Quote :Loving Animals
I propose that all animals be placed on a subjective continuum based on our connection with them. This affective connection is constituted by stories we tell about them, by our affection for them and theirs for us, and by the various ways their characters inspire us.
We're sticking with narrative here. This is a short quote, but there's a lot going on here. A lot of implicit assumptions to unpack.
Let's start with this "subjective continuum" she talks about—whenever you see or hear the word "continuum" or a related term (scale, ladder, range, etc.) a thought bubble should immediately appear over your head—"Great Chain of Being!"
That's right, our ancient friend the Great Chain of Being. Remember him? The Great Chain is an ancient but very durable idea that we can rank beings (stones, plants, animals, humans for instance) on a scale. We can place them on a hierarchy: stones at the bottom, Gods at the top. This idea is still very much alive, as we can see with Rudy's "continuum." This is not to discredit her idea—we're always drawing on ideas that the ancients pioneered—but it is helpful to be able to categorize this kind of thinking.

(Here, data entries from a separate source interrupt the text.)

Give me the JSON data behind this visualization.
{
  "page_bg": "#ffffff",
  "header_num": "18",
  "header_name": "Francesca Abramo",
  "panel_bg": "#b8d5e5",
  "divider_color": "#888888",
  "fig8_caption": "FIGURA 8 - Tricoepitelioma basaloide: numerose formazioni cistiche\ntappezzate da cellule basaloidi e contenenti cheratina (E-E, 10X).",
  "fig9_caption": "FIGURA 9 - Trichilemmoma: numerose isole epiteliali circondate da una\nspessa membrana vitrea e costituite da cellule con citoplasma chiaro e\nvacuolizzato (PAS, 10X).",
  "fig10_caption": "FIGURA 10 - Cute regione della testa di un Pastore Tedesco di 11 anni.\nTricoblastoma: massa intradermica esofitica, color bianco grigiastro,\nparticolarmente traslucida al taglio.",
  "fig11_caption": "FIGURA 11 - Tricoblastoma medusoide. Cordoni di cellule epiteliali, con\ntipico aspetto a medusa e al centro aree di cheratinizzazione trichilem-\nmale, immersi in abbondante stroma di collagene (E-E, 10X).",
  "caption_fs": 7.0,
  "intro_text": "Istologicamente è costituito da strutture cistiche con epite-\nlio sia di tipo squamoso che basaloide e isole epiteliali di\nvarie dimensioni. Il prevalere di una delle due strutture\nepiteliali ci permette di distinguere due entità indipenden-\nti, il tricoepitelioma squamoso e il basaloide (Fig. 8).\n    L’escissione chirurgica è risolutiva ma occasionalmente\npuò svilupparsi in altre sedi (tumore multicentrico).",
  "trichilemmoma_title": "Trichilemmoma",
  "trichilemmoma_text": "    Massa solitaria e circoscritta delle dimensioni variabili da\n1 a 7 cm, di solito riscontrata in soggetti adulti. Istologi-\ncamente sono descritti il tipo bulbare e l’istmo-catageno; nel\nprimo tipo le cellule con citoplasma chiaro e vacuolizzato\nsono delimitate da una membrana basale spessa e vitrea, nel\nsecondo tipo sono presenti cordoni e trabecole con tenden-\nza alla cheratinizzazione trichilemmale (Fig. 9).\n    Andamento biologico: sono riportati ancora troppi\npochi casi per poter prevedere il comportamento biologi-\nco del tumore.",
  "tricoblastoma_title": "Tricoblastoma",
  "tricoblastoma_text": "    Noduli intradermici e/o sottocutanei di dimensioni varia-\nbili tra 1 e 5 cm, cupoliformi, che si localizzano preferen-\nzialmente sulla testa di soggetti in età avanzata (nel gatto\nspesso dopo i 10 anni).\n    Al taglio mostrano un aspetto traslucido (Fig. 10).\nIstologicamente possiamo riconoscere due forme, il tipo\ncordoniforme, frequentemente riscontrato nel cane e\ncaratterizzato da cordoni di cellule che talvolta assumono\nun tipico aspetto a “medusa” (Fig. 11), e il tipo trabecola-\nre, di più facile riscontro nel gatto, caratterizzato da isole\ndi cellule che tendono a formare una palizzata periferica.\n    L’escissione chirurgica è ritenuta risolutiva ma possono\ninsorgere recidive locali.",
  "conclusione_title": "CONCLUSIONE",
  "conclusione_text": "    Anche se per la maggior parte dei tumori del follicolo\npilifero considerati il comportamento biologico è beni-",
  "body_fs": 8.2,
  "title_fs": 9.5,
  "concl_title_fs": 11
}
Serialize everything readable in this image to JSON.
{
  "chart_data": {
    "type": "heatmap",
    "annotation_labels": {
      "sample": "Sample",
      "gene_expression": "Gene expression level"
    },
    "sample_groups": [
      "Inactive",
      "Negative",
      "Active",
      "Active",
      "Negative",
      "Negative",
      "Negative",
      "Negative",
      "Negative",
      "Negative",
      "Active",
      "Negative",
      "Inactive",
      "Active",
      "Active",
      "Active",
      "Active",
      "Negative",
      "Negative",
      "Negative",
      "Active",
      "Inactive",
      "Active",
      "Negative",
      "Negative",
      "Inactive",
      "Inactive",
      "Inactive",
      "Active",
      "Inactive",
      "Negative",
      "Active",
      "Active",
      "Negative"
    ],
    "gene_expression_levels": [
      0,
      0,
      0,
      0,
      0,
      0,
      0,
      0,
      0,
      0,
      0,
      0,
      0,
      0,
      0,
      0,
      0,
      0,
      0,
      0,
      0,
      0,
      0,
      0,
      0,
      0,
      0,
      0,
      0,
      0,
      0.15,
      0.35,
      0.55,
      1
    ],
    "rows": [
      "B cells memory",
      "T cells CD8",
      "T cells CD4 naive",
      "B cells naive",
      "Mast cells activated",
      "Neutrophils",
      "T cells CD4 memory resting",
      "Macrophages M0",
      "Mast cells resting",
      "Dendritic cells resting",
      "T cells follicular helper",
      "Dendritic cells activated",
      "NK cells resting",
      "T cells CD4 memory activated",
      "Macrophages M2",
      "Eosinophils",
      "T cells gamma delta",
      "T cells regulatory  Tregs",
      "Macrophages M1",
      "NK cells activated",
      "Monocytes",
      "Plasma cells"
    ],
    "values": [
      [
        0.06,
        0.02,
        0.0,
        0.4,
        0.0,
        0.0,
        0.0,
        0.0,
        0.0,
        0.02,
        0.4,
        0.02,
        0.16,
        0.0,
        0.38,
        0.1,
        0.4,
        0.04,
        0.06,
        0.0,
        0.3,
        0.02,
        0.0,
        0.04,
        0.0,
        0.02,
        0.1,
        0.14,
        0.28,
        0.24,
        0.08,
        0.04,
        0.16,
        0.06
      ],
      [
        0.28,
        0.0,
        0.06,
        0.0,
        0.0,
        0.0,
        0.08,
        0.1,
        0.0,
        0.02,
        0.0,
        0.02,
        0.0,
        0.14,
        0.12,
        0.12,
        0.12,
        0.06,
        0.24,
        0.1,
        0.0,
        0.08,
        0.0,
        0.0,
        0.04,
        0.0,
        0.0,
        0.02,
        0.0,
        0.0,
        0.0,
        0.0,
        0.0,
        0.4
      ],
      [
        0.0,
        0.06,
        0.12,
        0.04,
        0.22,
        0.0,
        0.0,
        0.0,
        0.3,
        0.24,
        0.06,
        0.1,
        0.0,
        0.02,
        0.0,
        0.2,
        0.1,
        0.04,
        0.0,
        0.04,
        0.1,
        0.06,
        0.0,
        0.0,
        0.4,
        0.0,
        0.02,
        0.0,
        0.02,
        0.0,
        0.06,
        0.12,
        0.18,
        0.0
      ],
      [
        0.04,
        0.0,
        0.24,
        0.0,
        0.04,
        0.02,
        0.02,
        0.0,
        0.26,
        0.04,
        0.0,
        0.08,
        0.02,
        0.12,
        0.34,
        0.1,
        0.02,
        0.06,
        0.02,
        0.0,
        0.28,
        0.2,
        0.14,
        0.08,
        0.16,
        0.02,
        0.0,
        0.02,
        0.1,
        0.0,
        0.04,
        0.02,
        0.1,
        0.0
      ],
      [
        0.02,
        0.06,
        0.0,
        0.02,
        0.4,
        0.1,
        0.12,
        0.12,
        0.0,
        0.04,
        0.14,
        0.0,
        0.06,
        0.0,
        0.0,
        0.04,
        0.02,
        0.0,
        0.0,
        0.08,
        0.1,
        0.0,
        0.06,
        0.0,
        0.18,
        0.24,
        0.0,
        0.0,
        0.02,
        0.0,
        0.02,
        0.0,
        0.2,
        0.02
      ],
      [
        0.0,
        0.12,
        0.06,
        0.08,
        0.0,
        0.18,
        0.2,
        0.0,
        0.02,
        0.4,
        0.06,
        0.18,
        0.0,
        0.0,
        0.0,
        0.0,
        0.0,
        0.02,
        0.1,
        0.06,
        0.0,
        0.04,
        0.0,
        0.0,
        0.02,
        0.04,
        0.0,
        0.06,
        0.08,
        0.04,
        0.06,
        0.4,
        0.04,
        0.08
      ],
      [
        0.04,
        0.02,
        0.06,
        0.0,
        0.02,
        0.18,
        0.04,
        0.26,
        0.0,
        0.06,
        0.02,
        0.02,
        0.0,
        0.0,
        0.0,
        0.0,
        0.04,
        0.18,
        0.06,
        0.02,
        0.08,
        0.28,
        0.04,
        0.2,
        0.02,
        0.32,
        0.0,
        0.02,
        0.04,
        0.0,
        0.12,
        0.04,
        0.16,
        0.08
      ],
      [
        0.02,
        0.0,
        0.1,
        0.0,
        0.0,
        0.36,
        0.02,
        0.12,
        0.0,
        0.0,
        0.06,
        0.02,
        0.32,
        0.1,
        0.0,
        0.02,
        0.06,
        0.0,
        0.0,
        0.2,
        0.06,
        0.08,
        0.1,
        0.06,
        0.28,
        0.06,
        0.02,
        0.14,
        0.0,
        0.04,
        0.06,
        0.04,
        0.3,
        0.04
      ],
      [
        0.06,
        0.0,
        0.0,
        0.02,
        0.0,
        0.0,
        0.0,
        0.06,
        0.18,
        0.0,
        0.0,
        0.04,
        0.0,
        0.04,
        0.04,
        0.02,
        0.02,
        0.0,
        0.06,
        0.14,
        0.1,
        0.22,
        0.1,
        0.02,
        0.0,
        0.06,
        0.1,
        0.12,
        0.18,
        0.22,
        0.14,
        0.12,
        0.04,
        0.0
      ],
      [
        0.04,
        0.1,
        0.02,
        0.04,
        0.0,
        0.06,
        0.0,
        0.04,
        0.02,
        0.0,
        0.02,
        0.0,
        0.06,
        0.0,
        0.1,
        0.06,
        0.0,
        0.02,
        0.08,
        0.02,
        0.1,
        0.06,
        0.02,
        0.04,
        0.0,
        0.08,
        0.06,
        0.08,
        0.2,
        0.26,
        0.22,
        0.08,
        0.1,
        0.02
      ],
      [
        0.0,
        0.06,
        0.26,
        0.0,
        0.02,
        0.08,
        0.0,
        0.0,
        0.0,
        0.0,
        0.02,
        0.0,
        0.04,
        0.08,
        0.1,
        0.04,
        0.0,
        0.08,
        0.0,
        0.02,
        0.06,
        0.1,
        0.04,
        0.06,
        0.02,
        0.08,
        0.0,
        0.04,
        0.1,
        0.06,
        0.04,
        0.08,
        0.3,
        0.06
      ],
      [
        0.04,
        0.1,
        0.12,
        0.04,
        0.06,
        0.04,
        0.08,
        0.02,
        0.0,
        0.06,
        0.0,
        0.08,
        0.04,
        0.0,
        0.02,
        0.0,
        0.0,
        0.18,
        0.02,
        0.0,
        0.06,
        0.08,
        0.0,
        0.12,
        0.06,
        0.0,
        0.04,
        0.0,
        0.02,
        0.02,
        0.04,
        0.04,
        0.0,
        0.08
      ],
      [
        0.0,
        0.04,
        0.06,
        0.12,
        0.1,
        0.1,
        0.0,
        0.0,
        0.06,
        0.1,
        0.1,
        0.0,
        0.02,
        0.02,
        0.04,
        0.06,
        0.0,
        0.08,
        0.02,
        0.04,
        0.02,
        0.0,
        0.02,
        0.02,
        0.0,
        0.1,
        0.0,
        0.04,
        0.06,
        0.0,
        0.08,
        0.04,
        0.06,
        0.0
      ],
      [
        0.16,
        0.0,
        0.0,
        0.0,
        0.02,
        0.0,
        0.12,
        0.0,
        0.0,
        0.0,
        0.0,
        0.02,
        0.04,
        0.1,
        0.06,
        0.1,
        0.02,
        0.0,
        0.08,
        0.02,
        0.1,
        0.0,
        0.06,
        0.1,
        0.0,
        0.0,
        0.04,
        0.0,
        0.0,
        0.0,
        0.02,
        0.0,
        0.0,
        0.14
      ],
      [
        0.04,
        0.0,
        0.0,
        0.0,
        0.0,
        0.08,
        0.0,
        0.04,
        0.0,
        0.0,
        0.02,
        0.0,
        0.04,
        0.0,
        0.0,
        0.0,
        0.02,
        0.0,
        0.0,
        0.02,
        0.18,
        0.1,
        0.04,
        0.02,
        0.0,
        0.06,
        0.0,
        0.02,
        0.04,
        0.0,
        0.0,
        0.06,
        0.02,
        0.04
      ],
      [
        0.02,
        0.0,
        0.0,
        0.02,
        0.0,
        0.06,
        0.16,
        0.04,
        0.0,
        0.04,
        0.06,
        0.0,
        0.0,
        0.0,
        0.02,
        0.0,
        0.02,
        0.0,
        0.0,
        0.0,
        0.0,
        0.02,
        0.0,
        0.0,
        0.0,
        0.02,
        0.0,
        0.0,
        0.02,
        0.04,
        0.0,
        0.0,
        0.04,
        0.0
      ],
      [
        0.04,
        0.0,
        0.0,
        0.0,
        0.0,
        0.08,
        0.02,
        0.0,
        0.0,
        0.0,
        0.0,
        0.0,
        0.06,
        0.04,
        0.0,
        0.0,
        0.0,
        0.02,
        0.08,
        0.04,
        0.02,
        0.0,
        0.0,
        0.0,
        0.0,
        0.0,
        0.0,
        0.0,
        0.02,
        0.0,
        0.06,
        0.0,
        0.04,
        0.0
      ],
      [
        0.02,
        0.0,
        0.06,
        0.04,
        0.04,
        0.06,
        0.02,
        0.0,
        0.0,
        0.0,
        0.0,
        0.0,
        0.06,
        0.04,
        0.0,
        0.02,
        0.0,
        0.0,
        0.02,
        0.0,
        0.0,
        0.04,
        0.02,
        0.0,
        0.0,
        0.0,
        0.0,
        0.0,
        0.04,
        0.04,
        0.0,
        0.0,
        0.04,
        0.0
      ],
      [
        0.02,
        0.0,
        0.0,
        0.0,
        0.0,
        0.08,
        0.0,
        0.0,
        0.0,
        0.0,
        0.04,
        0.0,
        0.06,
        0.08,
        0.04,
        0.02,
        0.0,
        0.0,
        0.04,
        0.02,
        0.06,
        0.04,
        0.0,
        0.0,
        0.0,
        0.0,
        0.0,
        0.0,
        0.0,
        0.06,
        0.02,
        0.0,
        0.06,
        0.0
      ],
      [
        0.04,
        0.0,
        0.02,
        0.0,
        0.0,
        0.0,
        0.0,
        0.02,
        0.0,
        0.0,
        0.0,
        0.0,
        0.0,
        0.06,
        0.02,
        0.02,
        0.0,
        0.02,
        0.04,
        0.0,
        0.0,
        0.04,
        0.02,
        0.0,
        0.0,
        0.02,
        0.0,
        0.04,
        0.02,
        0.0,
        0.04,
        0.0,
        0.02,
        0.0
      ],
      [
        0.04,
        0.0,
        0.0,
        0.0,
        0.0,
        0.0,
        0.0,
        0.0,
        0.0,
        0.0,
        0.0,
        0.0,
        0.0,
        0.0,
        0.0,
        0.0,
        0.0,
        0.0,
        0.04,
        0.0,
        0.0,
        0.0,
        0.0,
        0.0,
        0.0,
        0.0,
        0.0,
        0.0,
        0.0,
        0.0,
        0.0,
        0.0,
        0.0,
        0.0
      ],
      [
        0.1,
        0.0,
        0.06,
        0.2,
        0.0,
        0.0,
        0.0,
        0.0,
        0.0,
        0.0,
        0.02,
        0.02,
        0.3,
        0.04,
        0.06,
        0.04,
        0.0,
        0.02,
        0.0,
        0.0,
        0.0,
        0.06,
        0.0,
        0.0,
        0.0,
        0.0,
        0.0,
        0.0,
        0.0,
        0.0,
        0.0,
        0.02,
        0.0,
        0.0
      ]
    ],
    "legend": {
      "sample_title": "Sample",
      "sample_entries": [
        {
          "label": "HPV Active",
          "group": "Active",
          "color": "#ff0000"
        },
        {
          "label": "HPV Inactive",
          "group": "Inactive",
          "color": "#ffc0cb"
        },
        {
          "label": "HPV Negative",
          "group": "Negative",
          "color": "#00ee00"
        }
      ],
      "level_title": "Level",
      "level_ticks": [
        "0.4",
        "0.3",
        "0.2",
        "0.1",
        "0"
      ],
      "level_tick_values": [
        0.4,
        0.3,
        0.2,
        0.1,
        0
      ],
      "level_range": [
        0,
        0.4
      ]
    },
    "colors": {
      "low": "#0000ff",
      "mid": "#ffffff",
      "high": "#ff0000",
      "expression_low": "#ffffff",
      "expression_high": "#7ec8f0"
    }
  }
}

Okay, so what's this scale based on? "Affective connections"—the emotional, sympathetic, and empathetic connections we form with other animals. Okay, sure, we connect more with some critters (dogs) and less with others (cockroaches). But so what?
Rudy goes on to say that we can figure out the degree of connection we have with other animals based on the narratives we tell about them, and the ways their characters inspire us. So, this is pretty interesting—Rudy's idea is that we can make sense of human-animal relations in the real world much the like the way that we read and understand narratives and characters in novels.